Wie kann diese Thematik, die enorm an Boden gewonnen hat, aus christlicher Weltsicht beurteilt werden?

  1. Sowohl der schonungsvolle Umgang mit Ressourcen der Schöpfung, der Umgang mit Flüchtlingen wie auch das Verhalten gegenüber der Obrigkeit wird in AT und NT zum Thema gemacht.
  2. Die 68er und Nachfolgegenerationen haben zwar immer wieder auf Ausbeutung und Ungerechtigkeit hingewiesen. Gleichzeitig steht die eigene Lebensweise in andauerndem Widerspruch dazu.
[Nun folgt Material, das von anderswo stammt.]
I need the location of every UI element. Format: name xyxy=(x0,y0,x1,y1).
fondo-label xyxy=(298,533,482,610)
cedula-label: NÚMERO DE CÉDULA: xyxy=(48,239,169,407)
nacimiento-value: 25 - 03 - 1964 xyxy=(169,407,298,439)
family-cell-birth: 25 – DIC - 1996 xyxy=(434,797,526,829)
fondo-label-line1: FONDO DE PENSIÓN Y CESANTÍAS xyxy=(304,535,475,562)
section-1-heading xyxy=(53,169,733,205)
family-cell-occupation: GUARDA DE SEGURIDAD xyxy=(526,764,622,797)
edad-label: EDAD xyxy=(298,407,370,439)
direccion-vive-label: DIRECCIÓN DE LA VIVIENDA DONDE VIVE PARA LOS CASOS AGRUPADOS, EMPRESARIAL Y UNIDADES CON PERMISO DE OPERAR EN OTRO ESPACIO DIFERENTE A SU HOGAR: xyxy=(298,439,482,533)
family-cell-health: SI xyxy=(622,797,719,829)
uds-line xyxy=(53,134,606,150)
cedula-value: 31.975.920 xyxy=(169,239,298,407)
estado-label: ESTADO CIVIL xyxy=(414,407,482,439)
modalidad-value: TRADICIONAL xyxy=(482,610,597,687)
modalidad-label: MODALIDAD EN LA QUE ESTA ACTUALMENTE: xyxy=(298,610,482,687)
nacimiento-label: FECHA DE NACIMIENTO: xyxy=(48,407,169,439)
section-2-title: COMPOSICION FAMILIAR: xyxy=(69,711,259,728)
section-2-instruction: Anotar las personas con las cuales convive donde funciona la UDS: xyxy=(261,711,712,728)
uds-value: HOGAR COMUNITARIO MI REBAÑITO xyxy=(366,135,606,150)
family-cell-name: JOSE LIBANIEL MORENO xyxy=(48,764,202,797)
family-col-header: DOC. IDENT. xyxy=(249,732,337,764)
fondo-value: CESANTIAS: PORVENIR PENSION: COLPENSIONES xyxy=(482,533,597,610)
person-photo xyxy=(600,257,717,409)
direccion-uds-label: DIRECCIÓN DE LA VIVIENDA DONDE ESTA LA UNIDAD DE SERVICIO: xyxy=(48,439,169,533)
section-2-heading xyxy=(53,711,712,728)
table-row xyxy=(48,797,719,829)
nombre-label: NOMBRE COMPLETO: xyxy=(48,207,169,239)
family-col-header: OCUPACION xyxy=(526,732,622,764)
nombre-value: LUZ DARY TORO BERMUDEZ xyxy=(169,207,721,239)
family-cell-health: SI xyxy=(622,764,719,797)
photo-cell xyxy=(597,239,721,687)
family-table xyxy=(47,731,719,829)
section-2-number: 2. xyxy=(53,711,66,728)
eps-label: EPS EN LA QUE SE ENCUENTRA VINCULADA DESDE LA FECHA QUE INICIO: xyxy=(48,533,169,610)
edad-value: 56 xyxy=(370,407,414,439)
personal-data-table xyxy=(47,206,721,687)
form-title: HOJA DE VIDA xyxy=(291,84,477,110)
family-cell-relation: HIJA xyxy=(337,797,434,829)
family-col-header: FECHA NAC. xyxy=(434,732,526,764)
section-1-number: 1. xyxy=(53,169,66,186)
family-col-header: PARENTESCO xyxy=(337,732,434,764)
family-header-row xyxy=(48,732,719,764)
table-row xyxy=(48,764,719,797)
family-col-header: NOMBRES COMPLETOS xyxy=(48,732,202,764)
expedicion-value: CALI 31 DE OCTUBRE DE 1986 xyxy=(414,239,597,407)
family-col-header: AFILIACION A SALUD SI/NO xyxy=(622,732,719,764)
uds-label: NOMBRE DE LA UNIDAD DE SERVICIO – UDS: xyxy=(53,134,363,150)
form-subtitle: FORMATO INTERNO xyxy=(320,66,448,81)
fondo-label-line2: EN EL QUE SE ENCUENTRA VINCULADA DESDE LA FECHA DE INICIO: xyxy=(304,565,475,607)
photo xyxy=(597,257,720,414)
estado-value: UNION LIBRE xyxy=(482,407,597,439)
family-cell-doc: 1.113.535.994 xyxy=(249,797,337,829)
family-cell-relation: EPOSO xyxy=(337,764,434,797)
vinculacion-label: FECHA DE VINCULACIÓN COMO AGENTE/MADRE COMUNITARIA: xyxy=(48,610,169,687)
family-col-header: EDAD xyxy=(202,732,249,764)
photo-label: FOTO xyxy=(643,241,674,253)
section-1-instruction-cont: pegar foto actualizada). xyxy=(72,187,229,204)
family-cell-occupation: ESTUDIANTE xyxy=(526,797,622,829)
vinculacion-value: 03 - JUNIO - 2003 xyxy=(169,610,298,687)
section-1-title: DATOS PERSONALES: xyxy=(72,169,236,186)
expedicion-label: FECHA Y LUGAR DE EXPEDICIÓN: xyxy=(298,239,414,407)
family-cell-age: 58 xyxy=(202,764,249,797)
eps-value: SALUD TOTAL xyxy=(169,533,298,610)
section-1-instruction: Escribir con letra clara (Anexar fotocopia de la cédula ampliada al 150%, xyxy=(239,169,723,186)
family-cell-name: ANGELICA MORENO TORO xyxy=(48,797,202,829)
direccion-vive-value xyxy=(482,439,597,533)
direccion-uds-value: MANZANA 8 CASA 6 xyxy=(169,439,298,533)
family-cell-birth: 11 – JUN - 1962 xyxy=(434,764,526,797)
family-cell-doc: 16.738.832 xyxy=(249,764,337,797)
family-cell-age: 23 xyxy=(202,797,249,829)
Die gelebte Maxime lautet nach wie vor: Immer mehr haben und nicht gestört werden!
  3. Das wichtigste Kriterium ist die eigene Stimmigkeit im Moment. Es geht zuerst nicht um einen objektiven Massstab, sondern um die subjektive Befriedigung.
  4. Selbst genehmigte «Ausnahmen» sind deshalb legitim. Sie werden nicht thematisiert wegen der öffentlichen Beschämung.
  5. Der nicht erlöste Mensch (und leider oft auch der nicht geheiligte) tendiert dazu sich selbst erlösen zu wollen.
  6. Der sich im Heiligungsprozess befindende erlöste Mensch setzt sich persönlich mit aktuellen Fragen anhand der Bibel auseinander. Francis Schaeffer sprach von ehrlichen Fragen und ehrlichen Antworten. 
  7. Vorauseilender Gehorsam wie auch Verachtung sind keine Zeichen von geistlicher Reife, sondern von Vermeidung/Komfortzone.